No me hago, pues, ilusión alguna con respecto a la acogida que pueda dispensársele a Gertrud a los 35 años de su tardío y nada triunfal estreno, y eso que el eco y la honda impresión producidos por un pase televisivo de Ordet, hace diez años —pese a estar doblada, y despecho de las prevenciones de los responsables de la cadena, que pretendían relegarla a la madrugada— podían permitir albergar alguna esperanza; pero lo sucedido con la reciente repetición del ciclo Dreyer en la Filmoteca Española demuestra que no hay motivos para el optimismo: mientras Ordet registraba llenos, como todas las películas reconocidas como “históricas” y que parecen, siquiera en ciertos círculos, “de visión obligada”, los dos pases de Gertrud se proyectaron con la sala casi vacía. Lo siento por los que se la pierdan, sobre todo si son reincidentes: puede ser su última oportunidad para verla en una copia de 35mm y en pantalla. En 1970, cuando yo tenía 22 años, recuerdo muy bien que el día del estreno, previendo que su carrera no sería dilatada, y emocionado e impresionado como pocas veces, la vi en las tres sesiones; cuando se retiró de cartel la había visto doce veces. Una visita a Barcelona me permitió otras dos, y desde entonces no he desaprovechado la ocasión de verla; es una de esas películas que nunca se agotan, cuyo preocupante misterio se mantiene inexpugnable por mucho que uno sepa de memoria lo que en cada instante va a suceder. Porque, claro, no es tanto lo que ocurre lo que importa, sino cómo y con qué ritmo, con qué tono y con qué luz, a qué distancia y en qué contexto. En teoría, Gertrud es un drama burgués más o menos convencional —más bien menos, gracias a la extraordinaria y terriblemente exigente personalidad de su protagonista—, pero cuando nos disponemos a instalarnos cómodamente, como ante un escenario teatral, y ver qué pasa, dispuestos a presenciar un melodrama, nos encontramos con que nada de eso es posible, porque todo en ella absorbe nuestra atención —pese a la distancia y falta de enfatismo de Dreyer— y nos desestabiliza, nos sorprende e inquieta, y nos vemos obligados a verla bajo el imperio de lo que podría llamarse un suspense estético, un “misterio” personal que no podemos aclarar y sobre el que no podemos dejar de pensar, como tantas veces sucede en la vida, y tan pocas, en cambio, en el cine, dado el alto precio que han de pagar las pocas películas que —como Une femme douce (1969) de Bresson— se atreven.
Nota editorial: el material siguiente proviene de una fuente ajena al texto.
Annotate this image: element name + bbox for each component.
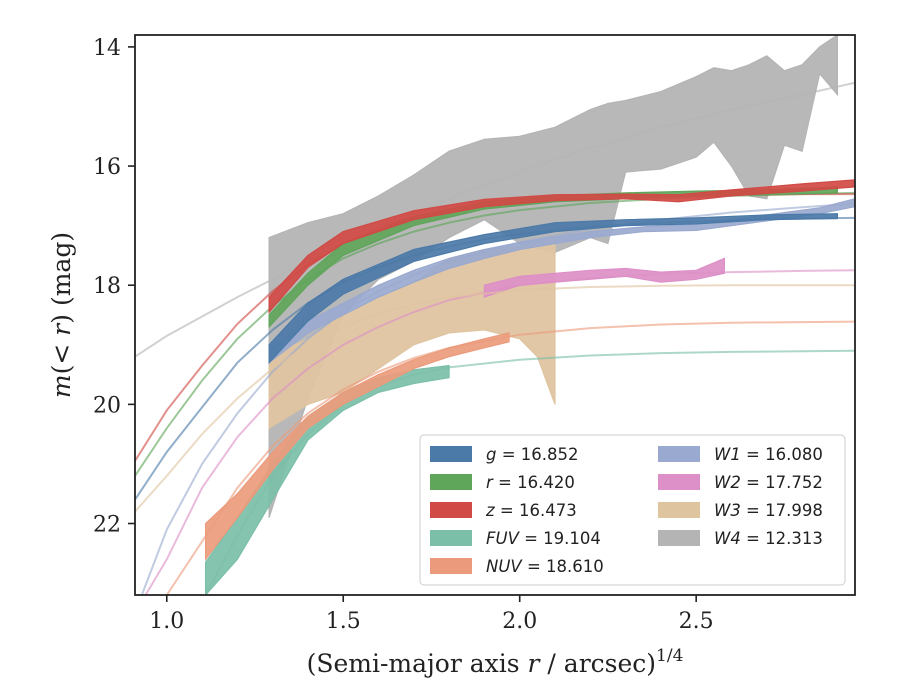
- x-axis: 1.0 1.5 2.0 2.5: [149, 595, 714, 634]
- legend-label-fuv: FUV = 19.104: [486, 529, 601, 548]
- legend-label-g: g = 16.852: [486, 445, 579, 464]
- model-curve-w3: [135, 284, 855, 513]
- y-axis-label: m(< r) (mag): [47, 232, 76, 398]
- legend-swatch-fuv: [430, 530, 472, 546]
- data-band-g: [268, 213, 838, 365]
- x-tick-label: 2.0: [502, 609, 537, 634]
- y-tick-label: 20: [93, 393, 121, 418]
- x-axis-label: (Semi-major axis r / arcsec)1/4: [307, 646, 684, 678]
- x-tick-label: 1.0: [149, 609, 184, 634]
- model-curve-w2: [144, 269, 855, 595]
- legend-swatch-nuv: [430, 558, 472, 574]
- x-tick-label: 2.5: [679, 609, 714, 634]
- legend: g = 16.852 r = 16.420 z = 16.473 FUV = 19.1…: [419, 434, 846, 586]
- y-tick-label: 16: [93, 155, 121, 180]
- models-layer: [135, 81, 855, 595]
- legend-label-r: r = 16.420: [486, 473, 575, 492]
- legend-label-w3: W3 = 17.998: [714, 501, 823, 520]
- legend-label-w1: W1 = 16.080: [714, 445, 823, 464]
- model-curve-w1: [140, 202, 855, 595]
- legend-swatch-w1: [658, 446, 700, 462]
- legend-label-w4: W4 = 12.313: [714, 529, 823, 548]
- data-band-w4: [268, 35, 838, 518]
- y-tick-label: 14: [93, 36, 121, 61]
- legend-swatch-w2: [658, 474, 700, 490]
- legend-label-w2: W2 = 17.752: [714, 473, 823, 492]
- legend-swatch-w4: [658, 530, 700, 546]
- model-curve-w4: [135, 81, 855, 358]
- legend-label-z: z = 16.473: [485, 501, 577, 520]
- y-tick-label: 18: [93, 274, 121, 299]
- legend-label-nuv: NUV = 18.610: [486, 557, 604, 576]
- legend-frame: [419, 434, 846, 586]
- data-band-nuv: [205, 332, 510, 562]
- y-tick-label: 22: [93, 513, 121, 538]
- legend-swatch-g: [430, 446, 472, 462]
- plot-frame: [134, 34, 856, 596]
- x-tick-label: 1.5: [326, 609, 361, 634]
- data-band-z: [268, 179, 855, 314]
- legend-swatch-w3: [658, 502, 700, 518]
- legend-swatch-z: [430, 502, 472, 518]
- legend-swatch-r: [430, 474, 472, 490]
- y-axis: 14 16 18 20 22: [93, 36, 135, 538]
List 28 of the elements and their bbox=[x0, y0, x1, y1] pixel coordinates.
Más veloz que el cine de acción
La belleza de Ordet y Gertrud es insuperable, pero nada debe al esteticismo ni a lo que entienden por esplendor visual los devotos de Luchino Visconti, no digamos los de Tarkovski o Kubrick, Spielberg o Lars von Trier, y todo, en cambio, a la pureza de líneas y la aparente simplicidad de una composición extremadamente rigurosa; su fuerza no es decorativa ni cromática (aunque pocas veces la gama de negros, grises y blancos ha sido tan musicalmente modulada), ni depende de grandes frases (más bien de silencios y de voces, de pausas) o de ademanes teatrales (los actores son de una contención prodigiosamente intensa, y apenas se mueven, rara vez se tocan, casi ni se miran), pero todo es vertiginoso, infinitamente más veloz —por las elipsis narrativas más audaces— que esas películas de acción que nos atosigan impertinentemente con su ruidosa pirotecnia… porque todas esas cosas meramente físicas no le suceden a nadie.